I want to note some things. I replaced the bulb in the pump room. It had burned out. I put the original thermometer back up on the wall in the kitchen. It’s 66°F in here, not bad. It’s 20:21.

I went back into the spider boards for mantle wood. I checked the barn. There was a nice 6′ x 6″ x 6″ post but it was sixty pounds at least and a little pockmarked by time and weather and who knows what else. Spider party, probably. Not something I wanted to lug into or out of the Subaru. I’ve got three boards. I swept them all, by hand and by broom. One I sprayed with deet. It had nice length and nice holes—character. It also had some arachnid on it, in it, under it. Alas, alackaday, alors.

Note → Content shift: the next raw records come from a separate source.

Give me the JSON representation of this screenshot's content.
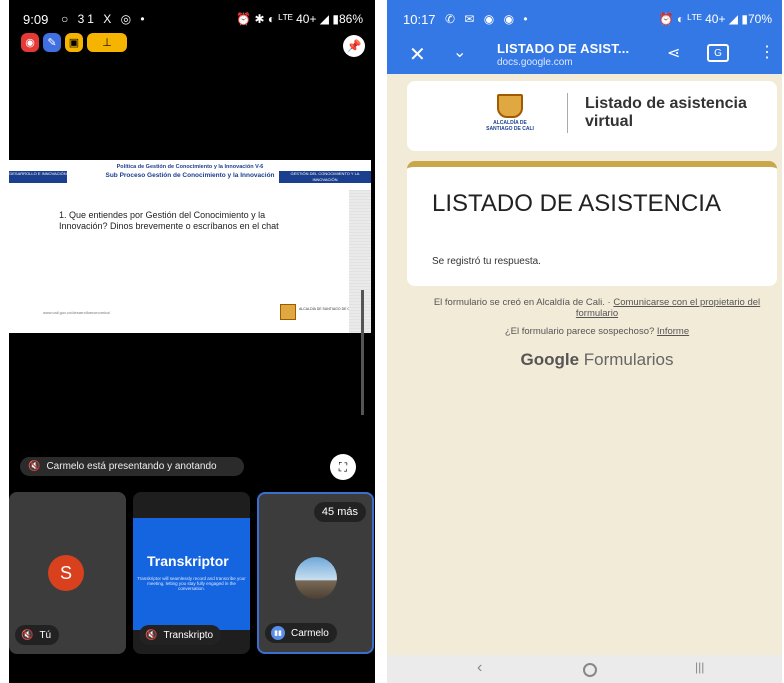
{
  "left_phone": {
    "status": {
      "time": "9:09",
      "icons": "○ 31 X ◎ •",
      "right": "⏰ ✱ ◐ ᴸᵀᴱ 40+ ◢ ▮86%"
    },
    "toolbar_pills": {
      "p1": "◉",
      "p2": "✎",
      "p3": "▣",
      "p4": "⊥"
    },
    "pin_icon": "📌",
    "slide": {
      "header1": "Política de Gestión de Conocimiento y la Innovación V-6",
      "header2": "Sub Proceso Gestión de Conocimiento y la Innovación",
      "tag_left": "DESARROLLO E INNOVACIÓN",
      "tag_right": "GESTIÓN DEL CONOCIMIENTO Y LA INNOVACIÓN",
      "question": "1. Que entiendes por Gestión del Conocimiento y la Innovación? Dinos brevemente  o  escríbanos en el chat",
      "url": "www.cali.gov.co/desarrolloeconomico/",
      "logo_caption": "ALCALDÍA DE SANTIAGO DE CALI"
    },
    "presenting_text": "Carmelo está presentando y anotando",
    "tiles": {
      "self": {
        "initial": "S",
        "label": "Tú"
      },
      "transkriptor": {
        "logo": "Transkriptor",
        "blurb": "Transkriptor will seamlessly record and transcribe your meeting, letting you stay fully engaged in the conversation.",
        "label": "Transkripto"
      },
      "carmelo": {
        "more": "45 más",
        "label": "Carmelo"
      }
    }
  },
  "right_phone": {
    "status": {
      "time": "10:17",
      "icons": "✆ ✉ ◉ ◉ •",
      "right": "⏰ ◐ ᴸᵀᴱ 40+ ◢ ▮70%"
    },
    "toolbar": {
      "title": "LISTADO DE ASIST...",
      "url": "docs.google.com",
      "translate": "G"
    },
    "header_card": {
      "crest_caption1": "ALCALDÍA DE",
      "crest_caption2": "SANTIAGO DE CALI",
      "title": "Listado de asistencia virtual"
    },
    "main_card": {
      "title": "LISTADO DE ASISTENCIA",
      "subtitle": "Se registró tu respuesta."
    },
    "footer": {
      "created_text": "El formulario se creó en Alcaldía de Cali. · ",
      "contact_link": "Comunicarse con el propietario del formulario",
      "suspicious_text": "¿El formulario parece sospechoso? ",
      "report_link": "Informe",
      "brand_google": "Google",
      "brand_forms": " Formularios"
    }
  }
}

I backed the nails out of these boards, fifteen nails. I used the hammer that has always been on the back porch. The hammer bangs carried out across Missouri. The nails I tossed into what I take to be a ‘dillo burrow aside the stoop, out in front of and going under the house.

I’ve been up since 2:30. It’s basically past midnight for me. But I don’t really want to sleep.

My dinner was bacon. Six pieces?

Bacon on the stove. Order up!

Sunday Night Football

Doors closed, stove technique improving. The temp in here has spiked to 75°F!

There is Sunday Night Football. The Eagles lead the Rams 19-15. For the second Sunday here in a row—separated by five weeks—it is Eagles football on the radio.

The Rams are on the schneid.

Perhaps I need to bring my lantern. Or a couple of candles, for low light. Goff tries to throw one away but it gets picked. I wish I could text my brother.

Exit Farm

I awake at 5:30. I had the World Service going all night. There was some argument between a British host and a Hungarian woman for half an hour at about 3:30, that I could not sleep through. I’m not sure what that was about. Otherwise it was a decent night’s sleep. But it’s chilly in here now and I’ll have to do a re-start.

I take down the shower liner from the front door, sliding the coin magnet up and up along the metal cabinet until the liner falls free of it, into gravity, down. It is still dark.

The light-sensitive fixture out front rightly has its bulb on duty and I can see a little. Looking out, I can see enough to know that it’s frosty again out there. How cold is it? There’s only one way to know, so I step outside.

There isn’t a cloud in the sky. The stars have shifted, spinning quickly, rearranging the set on the sly as I slept.

The Big Dipper is still above me, though. It is above the trees, above the sandstone, above the creek and above the fields. But I struggle, looking north before dawn, to put a name on anything else.